本手法は,学習による前処理と,クラスタリングの本体とに分けられる.最初に,学習による前処理から説明する.学習対象の点の半径r以内の周囲の要素領域を適当な方位数dで分割し,その方位ごとの要素の密集度(要素領域に対する存在する要素の数の割合)を適当な分類によりp段階に分けた.それを,状態数とする.したがって学習に用いる状態はp^dパターンとなる.これらの状態を持つ点が輪郭点であるかどうかという選択をおこなう.その判断が正しかった場合に,報酬を与えるという学習を存在する全ての点に対しておこなう.この前処理により,要素点の集合をそれぞれ状態にパターン分類し,学習結果から輪郭点の集合を取り出すことができるようになる.

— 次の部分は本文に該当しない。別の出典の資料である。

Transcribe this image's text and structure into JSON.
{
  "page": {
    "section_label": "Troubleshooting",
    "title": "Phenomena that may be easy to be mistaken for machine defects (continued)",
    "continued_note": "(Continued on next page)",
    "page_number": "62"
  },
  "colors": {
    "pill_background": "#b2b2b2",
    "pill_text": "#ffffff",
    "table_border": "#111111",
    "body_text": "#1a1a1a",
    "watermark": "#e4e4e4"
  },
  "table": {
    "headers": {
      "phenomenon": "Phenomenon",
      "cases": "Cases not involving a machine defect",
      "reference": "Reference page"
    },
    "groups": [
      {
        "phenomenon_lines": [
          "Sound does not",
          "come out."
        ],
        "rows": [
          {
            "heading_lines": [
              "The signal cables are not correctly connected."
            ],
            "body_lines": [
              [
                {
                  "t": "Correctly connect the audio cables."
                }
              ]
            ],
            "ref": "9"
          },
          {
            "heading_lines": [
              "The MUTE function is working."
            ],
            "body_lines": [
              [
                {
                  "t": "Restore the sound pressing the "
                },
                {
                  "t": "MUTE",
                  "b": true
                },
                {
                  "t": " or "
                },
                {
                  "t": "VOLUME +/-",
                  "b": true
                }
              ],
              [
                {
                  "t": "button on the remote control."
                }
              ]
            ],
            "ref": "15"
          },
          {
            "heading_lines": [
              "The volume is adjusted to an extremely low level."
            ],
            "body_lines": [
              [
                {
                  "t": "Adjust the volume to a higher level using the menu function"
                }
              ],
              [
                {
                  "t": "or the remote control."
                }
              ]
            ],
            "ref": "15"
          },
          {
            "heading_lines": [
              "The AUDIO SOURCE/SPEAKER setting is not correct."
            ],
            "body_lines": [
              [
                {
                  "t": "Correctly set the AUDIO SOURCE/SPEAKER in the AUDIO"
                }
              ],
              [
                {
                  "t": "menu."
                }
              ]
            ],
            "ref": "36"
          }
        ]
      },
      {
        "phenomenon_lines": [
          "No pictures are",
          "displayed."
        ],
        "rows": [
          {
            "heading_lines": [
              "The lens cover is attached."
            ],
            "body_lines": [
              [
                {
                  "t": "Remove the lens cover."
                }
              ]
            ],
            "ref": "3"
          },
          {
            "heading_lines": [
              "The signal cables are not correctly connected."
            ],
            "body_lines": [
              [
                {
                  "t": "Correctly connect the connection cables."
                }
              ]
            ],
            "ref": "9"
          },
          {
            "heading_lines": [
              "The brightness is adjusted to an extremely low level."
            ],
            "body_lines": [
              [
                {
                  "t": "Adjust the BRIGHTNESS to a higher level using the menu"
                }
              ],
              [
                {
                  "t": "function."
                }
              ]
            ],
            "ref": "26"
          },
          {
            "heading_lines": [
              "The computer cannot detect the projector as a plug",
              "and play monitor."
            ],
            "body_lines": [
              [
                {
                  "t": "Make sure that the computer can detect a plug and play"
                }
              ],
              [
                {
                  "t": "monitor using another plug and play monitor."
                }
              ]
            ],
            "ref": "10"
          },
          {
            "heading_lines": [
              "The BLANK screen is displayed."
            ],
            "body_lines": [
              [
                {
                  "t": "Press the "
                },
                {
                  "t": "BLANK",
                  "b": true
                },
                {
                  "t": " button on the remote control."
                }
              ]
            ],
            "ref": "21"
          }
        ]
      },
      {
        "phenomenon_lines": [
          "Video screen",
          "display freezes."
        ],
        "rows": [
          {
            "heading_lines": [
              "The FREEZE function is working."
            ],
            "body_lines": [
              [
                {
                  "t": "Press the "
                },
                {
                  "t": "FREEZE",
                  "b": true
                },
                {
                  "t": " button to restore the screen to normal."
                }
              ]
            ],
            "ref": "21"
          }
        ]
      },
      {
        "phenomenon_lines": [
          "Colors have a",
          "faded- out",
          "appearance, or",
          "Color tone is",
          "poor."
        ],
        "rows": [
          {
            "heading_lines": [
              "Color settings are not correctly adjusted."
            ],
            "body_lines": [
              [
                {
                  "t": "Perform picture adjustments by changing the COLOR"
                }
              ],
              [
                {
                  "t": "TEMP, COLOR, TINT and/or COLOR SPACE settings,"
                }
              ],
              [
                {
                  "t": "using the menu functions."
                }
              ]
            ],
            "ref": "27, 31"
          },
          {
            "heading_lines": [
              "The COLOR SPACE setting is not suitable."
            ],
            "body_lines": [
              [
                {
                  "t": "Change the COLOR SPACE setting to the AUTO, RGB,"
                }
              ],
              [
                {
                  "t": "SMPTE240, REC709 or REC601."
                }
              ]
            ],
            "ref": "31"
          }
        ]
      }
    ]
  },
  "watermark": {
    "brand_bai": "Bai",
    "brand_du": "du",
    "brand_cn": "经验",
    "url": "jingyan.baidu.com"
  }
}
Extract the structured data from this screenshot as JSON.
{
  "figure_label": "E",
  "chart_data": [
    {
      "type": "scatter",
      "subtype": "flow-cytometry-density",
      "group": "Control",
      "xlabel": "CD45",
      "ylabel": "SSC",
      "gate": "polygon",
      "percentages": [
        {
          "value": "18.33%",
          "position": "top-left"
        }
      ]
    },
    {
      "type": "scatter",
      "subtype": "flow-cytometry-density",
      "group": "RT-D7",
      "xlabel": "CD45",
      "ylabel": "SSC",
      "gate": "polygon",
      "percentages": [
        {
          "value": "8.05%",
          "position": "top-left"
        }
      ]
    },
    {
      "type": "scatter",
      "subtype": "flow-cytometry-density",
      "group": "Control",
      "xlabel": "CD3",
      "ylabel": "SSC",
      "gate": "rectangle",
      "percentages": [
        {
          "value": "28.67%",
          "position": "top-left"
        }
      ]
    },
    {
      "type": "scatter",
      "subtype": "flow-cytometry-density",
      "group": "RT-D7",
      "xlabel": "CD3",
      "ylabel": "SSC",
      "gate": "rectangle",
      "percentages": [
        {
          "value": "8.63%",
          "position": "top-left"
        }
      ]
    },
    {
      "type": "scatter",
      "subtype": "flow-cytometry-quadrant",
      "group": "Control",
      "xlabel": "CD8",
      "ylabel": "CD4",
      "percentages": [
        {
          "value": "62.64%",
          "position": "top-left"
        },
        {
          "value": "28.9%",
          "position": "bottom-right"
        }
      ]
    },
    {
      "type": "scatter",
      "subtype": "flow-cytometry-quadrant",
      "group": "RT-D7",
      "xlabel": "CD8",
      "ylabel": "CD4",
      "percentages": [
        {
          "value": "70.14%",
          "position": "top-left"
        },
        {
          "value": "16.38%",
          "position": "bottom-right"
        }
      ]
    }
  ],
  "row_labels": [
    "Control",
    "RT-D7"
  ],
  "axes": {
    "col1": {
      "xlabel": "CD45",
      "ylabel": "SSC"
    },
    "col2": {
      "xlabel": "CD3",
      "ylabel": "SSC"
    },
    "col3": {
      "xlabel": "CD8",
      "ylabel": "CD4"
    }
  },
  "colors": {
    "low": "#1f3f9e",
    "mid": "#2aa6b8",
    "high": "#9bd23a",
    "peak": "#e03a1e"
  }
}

次にクラスタリングの本体について説明する.まず学習の結果を使うことで,入力となる要素点n個の集合から輪郭点k個の集合を取り出す.そして,このk個の輪郭点に対して既存のクラスタリングをおこなう.最後に残った要素を,クラスタリングされた集合のうち最も近いものに割り当てる.以上により,全ての要素のクラスタリングが完了する.


このときの計算時間は輪郭の取り出しにO(n),取り出した輪郭点集合をクラスタリングするのにO(k^3),残った要素の分類にO(k*(n-k))必要となる.したがって,全体の計算時間はO(k^3)となる.ここで輪郭点の個数kは,最悪の場合はnと等しくなるので計算時間を短縮できない.しかし輪郭が最も短くなる場合を考えると,そのときはクラスターが一つで,その形状が円となる.このときnは円の面積に,輪郭点の個数kは円周に相当することからkはn^(1/2)の定数倍となり,クラスタリングにかかる計算時間を最適なO(n^(3/2))にまで短縮することができる.


このクラスタリング手法を用いて実験をおこなった結果,既存手法より短い計算時間でクラスタリングできた.また,高い精度で既存手法のクラスタリング結果を再現できた.